Mark raised his hands defensively as a playful scowl crossed his lips, “First off, it’s called respect for the ocean. Big difference. Secondly, yeah, jumping out of planes into water is part of the job, but I’d rather not do the vertical or horizontal tango with the Atlantic or the Pacific or any ocean on my day off, thank you very much. It’s got sharks, giant squids, dolphins, and god knows what else lurking down there."

Ellie laughed incredulously, “Dolphins?”

“Yes - those little bastards are sexual predators, and they torture puffer fish for fun. And that’s putting it mildly.”

She shook her head, and grinned. “Mark, I swear, you are a whole other level of paranoid.”

Mark’s face twitched into a mock-serious expression as he pointed an accusatory fork at her, “You’re laughing now, but one day when the dolphins rise up, you’ll remember this conversation. And who will be laughing? The dolphins, as they steal your shit from you, that’s who.”

Ellie snickered, her bleak mood from before fading away with Mark’s antics and healthy respect of the ocean.
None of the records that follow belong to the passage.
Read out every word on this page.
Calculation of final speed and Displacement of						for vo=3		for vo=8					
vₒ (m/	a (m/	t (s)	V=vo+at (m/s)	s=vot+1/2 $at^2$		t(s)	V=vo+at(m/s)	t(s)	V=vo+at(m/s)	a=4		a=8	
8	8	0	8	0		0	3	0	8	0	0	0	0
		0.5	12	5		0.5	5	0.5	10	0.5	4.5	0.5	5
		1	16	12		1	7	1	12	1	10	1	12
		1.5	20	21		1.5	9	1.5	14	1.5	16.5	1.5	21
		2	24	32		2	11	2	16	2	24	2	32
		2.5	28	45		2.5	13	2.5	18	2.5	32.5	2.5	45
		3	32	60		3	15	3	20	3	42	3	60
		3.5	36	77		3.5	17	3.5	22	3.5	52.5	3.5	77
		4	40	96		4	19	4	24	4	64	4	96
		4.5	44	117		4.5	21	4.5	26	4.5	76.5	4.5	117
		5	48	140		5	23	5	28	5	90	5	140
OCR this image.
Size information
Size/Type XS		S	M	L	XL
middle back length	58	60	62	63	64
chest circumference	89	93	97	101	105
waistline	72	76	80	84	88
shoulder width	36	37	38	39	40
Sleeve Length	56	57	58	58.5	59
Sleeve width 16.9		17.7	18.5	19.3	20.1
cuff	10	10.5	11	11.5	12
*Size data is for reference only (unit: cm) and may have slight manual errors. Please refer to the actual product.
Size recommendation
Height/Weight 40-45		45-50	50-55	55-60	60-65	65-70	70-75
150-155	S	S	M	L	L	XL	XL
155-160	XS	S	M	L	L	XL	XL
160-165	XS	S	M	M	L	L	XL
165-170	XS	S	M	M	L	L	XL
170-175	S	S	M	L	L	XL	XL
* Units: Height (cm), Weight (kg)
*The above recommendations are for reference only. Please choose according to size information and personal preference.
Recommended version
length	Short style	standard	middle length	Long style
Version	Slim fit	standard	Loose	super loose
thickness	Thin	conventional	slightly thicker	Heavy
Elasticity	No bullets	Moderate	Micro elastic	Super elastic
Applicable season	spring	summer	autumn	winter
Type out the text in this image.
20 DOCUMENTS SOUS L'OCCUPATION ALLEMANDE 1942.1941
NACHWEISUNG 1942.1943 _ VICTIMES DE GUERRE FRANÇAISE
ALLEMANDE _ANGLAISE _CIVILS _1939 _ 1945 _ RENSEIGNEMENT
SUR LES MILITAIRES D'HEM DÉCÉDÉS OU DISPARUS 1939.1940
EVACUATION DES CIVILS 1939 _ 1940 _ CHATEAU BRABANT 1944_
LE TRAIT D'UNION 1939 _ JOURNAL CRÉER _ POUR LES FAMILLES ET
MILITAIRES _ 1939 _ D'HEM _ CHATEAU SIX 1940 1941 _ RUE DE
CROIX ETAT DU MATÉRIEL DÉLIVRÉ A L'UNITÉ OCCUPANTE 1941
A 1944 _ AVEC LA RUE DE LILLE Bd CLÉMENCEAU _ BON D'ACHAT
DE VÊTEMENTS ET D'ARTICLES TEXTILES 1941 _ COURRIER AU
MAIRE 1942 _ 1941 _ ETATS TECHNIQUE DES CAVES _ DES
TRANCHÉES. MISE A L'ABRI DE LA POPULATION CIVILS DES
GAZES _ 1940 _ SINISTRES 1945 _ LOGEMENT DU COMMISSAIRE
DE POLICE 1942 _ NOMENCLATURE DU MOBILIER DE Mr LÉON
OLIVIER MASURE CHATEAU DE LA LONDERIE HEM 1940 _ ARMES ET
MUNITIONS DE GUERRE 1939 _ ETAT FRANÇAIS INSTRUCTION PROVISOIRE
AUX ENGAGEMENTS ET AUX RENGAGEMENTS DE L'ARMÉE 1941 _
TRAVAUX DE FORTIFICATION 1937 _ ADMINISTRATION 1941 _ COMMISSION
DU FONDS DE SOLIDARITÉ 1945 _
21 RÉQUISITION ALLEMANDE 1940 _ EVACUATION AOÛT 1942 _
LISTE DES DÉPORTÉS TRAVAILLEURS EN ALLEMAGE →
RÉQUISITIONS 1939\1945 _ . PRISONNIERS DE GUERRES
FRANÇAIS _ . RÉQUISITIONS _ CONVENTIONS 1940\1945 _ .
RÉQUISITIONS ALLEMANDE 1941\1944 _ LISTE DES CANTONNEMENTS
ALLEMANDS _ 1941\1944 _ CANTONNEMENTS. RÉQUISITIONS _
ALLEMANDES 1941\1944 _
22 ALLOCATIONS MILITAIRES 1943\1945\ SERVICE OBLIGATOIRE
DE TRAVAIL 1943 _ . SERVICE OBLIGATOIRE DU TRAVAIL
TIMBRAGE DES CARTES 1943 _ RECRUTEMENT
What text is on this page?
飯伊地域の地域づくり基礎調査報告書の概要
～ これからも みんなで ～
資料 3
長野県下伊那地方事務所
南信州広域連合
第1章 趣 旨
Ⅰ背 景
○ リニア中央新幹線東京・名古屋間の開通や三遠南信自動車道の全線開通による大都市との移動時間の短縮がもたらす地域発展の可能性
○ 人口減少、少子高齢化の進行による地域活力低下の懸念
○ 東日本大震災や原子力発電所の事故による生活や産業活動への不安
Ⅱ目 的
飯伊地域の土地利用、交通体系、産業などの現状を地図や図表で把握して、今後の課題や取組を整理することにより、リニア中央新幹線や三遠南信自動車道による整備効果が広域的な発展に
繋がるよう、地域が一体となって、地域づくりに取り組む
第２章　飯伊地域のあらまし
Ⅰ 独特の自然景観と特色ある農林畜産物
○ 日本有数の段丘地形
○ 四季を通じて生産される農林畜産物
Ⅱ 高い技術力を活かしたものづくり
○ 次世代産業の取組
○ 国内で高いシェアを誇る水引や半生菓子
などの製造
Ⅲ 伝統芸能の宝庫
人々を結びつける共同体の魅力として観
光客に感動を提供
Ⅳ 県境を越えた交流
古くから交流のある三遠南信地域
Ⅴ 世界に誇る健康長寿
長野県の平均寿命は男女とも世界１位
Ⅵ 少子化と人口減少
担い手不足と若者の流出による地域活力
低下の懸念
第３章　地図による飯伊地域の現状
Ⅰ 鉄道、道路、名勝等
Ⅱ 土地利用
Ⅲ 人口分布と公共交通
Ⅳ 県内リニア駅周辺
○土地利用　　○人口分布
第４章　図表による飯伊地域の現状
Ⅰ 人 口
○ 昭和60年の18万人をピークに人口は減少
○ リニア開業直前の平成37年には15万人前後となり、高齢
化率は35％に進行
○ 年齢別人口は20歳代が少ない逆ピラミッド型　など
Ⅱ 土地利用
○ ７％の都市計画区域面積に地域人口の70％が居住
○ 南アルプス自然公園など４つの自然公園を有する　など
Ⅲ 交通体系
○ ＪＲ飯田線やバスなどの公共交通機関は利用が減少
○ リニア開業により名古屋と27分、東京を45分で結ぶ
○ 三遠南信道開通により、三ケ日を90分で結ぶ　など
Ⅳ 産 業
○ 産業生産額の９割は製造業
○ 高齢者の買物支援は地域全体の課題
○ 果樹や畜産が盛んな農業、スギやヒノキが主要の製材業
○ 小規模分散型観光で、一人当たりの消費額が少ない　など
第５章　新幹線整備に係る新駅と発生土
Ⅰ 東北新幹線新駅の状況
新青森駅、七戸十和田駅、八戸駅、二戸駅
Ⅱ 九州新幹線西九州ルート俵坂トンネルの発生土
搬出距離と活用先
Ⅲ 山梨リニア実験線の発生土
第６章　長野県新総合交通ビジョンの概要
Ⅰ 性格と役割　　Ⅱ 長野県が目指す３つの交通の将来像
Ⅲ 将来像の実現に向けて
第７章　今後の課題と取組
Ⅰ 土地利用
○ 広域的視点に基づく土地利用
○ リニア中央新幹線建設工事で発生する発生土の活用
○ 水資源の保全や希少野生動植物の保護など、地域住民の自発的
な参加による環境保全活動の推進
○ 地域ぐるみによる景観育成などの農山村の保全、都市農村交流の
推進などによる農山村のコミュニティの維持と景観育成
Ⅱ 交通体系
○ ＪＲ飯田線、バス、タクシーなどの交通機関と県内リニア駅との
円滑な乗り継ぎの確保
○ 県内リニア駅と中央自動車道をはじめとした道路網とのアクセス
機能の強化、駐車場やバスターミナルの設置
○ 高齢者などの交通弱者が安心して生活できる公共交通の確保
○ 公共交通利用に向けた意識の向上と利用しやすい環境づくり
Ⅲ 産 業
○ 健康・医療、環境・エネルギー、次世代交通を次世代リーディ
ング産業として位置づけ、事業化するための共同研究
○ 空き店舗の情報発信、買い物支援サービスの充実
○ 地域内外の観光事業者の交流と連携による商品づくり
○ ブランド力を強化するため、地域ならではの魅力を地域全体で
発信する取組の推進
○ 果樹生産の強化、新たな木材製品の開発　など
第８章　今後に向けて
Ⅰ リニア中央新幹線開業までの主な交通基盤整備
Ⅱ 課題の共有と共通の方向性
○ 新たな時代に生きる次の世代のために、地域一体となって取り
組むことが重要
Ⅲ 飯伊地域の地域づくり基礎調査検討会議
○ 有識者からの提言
She leaned back in her chair, feeling lighter than she had before they started talking. “Okay, well, if videos games keep you from starting a dolphin uprising after a failed preemptive strike, I’ll make sure you have all the games you’ll ever need.”

Mark gave her a mock salute with his fork, his grin contagious. “That’s the spirit. And speaking of games, you still owe me a match in GoldenEye. I’m not letting you weasel out of it this time.”

Ellie rolled her eyes, though the challenge brought a spark to her eyes. “Only if you promise not to hog Oddjob. I swear, you do that shit again and I’ll throttle you.”

Mark laughed, raising his hands in surrender. “Alright, alright. No Oddjob. I promise. I’ll even pick one of the generic soldier guys just to make it fair.”

Ellie snorted. “You know you’re still gonna lose, right?”

“Not a chance. I’ve been practicing.” Mark waggled his eyebrows mischievously. “So, what do you say? Dinner, Star Trek, and a little GoldenEye? We can call it a ‘strategic debrief’ and see who’s really the best shot.”

“You’re on, nerd. And no screen-looking.”

Mark gave her another mock salute as he picked up his tray, “Scout’s honor.”

They both stood, gathering their trays and dumping the leftover food into the waste bin as they prepared to leave the mess hall. Mark gave Ellie a gentle nudge with his shoulder as they moved toward the door. “So, how about we plan that marathon for this weekend? Gives us time to get some snacks, see if we can get our hands on those tapes...?”

“Yeah, sounds good. I’m just excited to see what the fuss is about Data.” Ellie said through a small laugh as they stepped out of the mess hall and headed back towards the elevator. As they made their way down the bustling corridor, Mark hummed.

“Data... is he a robot or something?”

Ellie half-nodded, then half-shook her head. “Yes and no; he’s an android. Sort of like how all bourbon is whiskey, but not all whiskey is bourbon... I think. Better ask Carter about that one.”

Mark nodded in understanding as they came to stand in front of the elevators, “Right, makes sense. So he’s basically the stand-in Spock?”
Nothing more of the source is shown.